As the independent director of Hunan YN New Energy Battery Materials Co., Ltd. (hereinafter referred to as "the Company"), I, Zhong Chaofan, have strictly adhered to the provisions and requirements of the Company Law of the People's Republic of China, the Securities Law of the People's Republic of China, the Management Measures for Independent Directors of Listed Companies, and other relevant laws and regulations, as well as the Company’s Articles of Association and the Independent Director Work System. I have upheld the principles of objectivity, fairness, and independence, faithfully fulfilling my duties and obligations as an independent director, diligently providing objective, prudent, and fair opinions on significant matters of the Company, and safeguarding the legitimate rights and interests of the Company and all shareholders, especially minority shareholders. I hereby report on my performance as an independent director for the year 2025 as follows:

I. Basic Information

I, Zhong Chaofan, was born in 1963, hold Chinese nationality, and have a doctoral degree in Polymer Chemistry and Physics from Xiangtan University. I previously served as the manager of the Business Department and Human Resources Department at SANY Heavy Industry Co., Ltd. Currently, I am an independent director of the Company and a professor at Xiangtan University. During the reporting period, my position complies with the requirements regarding the independence of independent directors as stipulated in the Management Measures for Independent Directors of Listed Companies, the Self-Regulatory Guidelines for Listed Companies on the Shenzhen Stock Exchange, and the Company’s Articles of Association, with no circumstances affecting my independence.

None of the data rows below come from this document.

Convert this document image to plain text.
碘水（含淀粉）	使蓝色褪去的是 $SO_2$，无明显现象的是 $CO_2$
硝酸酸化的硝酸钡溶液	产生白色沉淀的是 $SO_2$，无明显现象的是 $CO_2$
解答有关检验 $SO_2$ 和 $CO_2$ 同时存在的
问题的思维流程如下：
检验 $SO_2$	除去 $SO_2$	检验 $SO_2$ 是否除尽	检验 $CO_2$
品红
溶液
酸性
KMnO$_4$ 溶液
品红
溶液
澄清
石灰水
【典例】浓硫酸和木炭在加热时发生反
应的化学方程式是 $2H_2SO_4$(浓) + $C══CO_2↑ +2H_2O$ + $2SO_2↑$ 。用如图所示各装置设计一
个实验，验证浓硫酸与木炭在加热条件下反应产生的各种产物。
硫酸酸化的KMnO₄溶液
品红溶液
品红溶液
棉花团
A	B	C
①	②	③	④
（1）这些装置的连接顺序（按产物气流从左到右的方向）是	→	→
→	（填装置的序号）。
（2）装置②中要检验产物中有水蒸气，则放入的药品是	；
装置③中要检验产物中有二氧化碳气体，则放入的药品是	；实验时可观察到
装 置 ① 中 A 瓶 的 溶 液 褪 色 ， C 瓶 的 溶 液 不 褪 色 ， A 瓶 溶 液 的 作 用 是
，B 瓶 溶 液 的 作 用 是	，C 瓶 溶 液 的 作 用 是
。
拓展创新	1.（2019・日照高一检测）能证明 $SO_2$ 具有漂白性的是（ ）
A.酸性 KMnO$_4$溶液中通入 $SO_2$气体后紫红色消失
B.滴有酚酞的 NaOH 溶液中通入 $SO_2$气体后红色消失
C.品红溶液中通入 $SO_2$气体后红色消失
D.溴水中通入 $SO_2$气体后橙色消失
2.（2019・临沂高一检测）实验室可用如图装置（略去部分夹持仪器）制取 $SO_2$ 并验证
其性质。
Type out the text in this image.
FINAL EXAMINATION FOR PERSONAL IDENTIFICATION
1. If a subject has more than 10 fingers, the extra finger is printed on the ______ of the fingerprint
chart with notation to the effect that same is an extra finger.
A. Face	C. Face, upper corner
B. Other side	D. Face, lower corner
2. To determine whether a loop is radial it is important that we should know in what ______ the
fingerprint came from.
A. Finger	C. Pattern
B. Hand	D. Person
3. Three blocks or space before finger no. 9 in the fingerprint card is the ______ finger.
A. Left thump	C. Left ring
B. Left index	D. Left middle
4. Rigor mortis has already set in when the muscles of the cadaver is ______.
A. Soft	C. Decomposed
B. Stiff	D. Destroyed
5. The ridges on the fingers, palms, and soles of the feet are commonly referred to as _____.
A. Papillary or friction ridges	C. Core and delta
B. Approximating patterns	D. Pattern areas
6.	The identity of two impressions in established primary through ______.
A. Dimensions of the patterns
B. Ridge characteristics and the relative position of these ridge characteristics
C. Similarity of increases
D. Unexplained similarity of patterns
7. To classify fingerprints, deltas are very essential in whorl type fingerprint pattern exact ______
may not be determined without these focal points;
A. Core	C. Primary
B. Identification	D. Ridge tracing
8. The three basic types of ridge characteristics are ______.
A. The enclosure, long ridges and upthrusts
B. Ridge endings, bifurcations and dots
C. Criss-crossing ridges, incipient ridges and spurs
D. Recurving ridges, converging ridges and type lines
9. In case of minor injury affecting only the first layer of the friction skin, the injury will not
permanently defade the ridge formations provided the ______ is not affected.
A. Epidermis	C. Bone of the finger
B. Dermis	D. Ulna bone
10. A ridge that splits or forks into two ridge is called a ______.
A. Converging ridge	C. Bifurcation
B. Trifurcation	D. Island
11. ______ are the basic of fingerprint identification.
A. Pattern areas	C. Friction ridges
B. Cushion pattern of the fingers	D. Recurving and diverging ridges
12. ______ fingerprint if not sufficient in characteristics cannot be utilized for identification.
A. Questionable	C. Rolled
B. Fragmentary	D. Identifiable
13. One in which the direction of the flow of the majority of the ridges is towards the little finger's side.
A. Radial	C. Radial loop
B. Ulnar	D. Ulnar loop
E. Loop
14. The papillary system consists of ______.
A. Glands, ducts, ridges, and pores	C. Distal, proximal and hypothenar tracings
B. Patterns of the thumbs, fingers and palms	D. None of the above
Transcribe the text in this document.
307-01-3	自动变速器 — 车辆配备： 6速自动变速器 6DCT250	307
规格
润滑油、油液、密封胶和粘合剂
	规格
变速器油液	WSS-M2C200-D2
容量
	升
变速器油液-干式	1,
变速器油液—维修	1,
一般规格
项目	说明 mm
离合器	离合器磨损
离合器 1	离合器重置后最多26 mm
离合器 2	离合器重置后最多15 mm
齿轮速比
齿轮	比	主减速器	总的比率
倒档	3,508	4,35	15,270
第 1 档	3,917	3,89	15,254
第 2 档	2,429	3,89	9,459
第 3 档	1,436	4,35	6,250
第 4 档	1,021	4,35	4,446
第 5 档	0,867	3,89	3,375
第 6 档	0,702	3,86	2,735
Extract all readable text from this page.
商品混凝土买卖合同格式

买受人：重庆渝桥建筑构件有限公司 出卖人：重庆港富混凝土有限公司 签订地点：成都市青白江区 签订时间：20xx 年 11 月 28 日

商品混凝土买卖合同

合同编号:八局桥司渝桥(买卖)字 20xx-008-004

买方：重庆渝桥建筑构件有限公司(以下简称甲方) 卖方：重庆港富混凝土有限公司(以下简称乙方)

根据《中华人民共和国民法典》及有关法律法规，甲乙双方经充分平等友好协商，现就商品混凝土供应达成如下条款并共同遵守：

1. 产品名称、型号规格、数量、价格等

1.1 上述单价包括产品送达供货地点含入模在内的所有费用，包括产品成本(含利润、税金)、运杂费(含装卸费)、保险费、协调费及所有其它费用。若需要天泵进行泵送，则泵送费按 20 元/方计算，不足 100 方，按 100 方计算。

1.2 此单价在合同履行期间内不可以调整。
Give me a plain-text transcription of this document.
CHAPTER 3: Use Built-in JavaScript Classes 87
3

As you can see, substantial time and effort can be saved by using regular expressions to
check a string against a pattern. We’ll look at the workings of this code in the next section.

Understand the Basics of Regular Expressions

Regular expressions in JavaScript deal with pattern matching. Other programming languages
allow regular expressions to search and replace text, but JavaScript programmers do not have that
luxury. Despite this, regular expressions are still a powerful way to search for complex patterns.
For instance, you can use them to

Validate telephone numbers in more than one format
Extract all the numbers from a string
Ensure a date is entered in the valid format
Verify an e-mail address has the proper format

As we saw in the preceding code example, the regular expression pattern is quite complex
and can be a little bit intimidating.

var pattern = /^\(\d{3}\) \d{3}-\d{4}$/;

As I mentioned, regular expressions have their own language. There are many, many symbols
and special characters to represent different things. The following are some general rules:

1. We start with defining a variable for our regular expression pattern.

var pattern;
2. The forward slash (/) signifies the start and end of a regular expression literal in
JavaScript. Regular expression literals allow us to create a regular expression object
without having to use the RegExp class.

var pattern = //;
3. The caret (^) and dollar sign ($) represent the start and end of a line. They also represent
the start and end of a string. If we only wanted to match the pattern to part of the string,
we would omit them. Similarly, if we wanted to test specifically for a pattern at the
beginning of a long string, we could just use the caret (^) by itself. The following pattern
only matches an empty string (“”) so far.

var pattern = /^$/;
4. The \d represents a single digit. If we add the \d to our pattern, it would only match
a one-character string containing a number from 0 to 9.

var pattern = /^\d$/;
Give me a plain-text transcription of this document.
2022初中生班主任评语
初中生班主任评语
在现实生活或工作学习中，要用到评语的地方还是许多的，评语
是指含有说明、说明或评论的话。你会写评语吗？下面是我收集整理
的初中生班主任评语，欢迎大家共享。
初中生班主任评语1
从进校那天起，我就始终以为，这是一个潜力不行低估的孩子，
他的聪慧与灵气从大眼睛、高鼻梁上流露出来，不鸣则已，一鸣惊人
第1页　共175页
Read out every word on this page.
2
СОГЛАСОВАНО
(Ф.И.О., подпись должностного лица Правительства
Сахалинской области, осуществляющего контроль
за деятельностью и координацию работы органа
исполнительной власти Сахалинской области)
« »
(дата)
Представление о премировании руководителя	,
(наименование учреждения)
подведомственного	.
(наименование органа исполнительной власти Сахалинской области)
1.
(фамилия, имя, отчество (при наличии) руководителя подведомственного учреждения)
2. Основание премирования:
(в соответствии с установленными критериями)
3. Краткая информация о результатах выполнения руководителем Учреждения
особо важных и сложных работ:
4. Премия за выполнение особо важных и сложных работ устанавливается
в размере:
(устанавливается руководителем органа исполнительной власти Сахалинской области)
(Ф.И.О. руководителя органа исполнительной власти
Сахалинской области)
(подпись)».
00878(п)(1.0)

II. Annual Performance Overview

(A) Attendance at Board Meetings and Shareholder Meetings

In 2025, I actively participated in the board and shareholder meetings convened by the Company, carefully reviewed the materials submitted for the meetings, continuously understood the Company's production operations and business conditions, and actively participated in discussions. For matters reviewed by the board, I exercised my voting rights independently and with a scientific and prudent attitude, striving to be responsible to all shareholders. Except for proposals requiring abstention, I expressed my support for all board proposals after careful consideration, with no objections, dissent, or abstentions. During the reporting period, the Company held 8 board meetings and 3 shareholder meetings. My attendance at these meetings is as follows:

Meeting TypeTotal MeetingsAttended In-PersonAttended by CommunicationAttended by ProxyAbsentConsecutive Absences
Board86002No
Shareholder32001No

(B) Attendance at Special Committee and Independent Director Meetings

  1. Attendance at Board Special Committees

During the reporting period, the Company held 3 meetings of the Compensation and Assessment Committee. As the chairperson of this committee, I convened and conducted the meetings in strict accordance with legal regulations, reviewing matters related to the compensation of directors and senior management, granting reserved restricted stocks to incentive objects, and the allocation of the equity incentive plan, effectively fulfilling my supervisory responsibilities. I became a member of the Audit Committee on November 26, 2025, and attended 1 meeting of the Audit Committee, carefully reviewing the proposal for the internal audit work plan and actively fulfilling my responsibilities as a committee member. I also became a member of the Nomination Committee on November 26, 2025, but no meetings of the Nomination Committee were held during my term.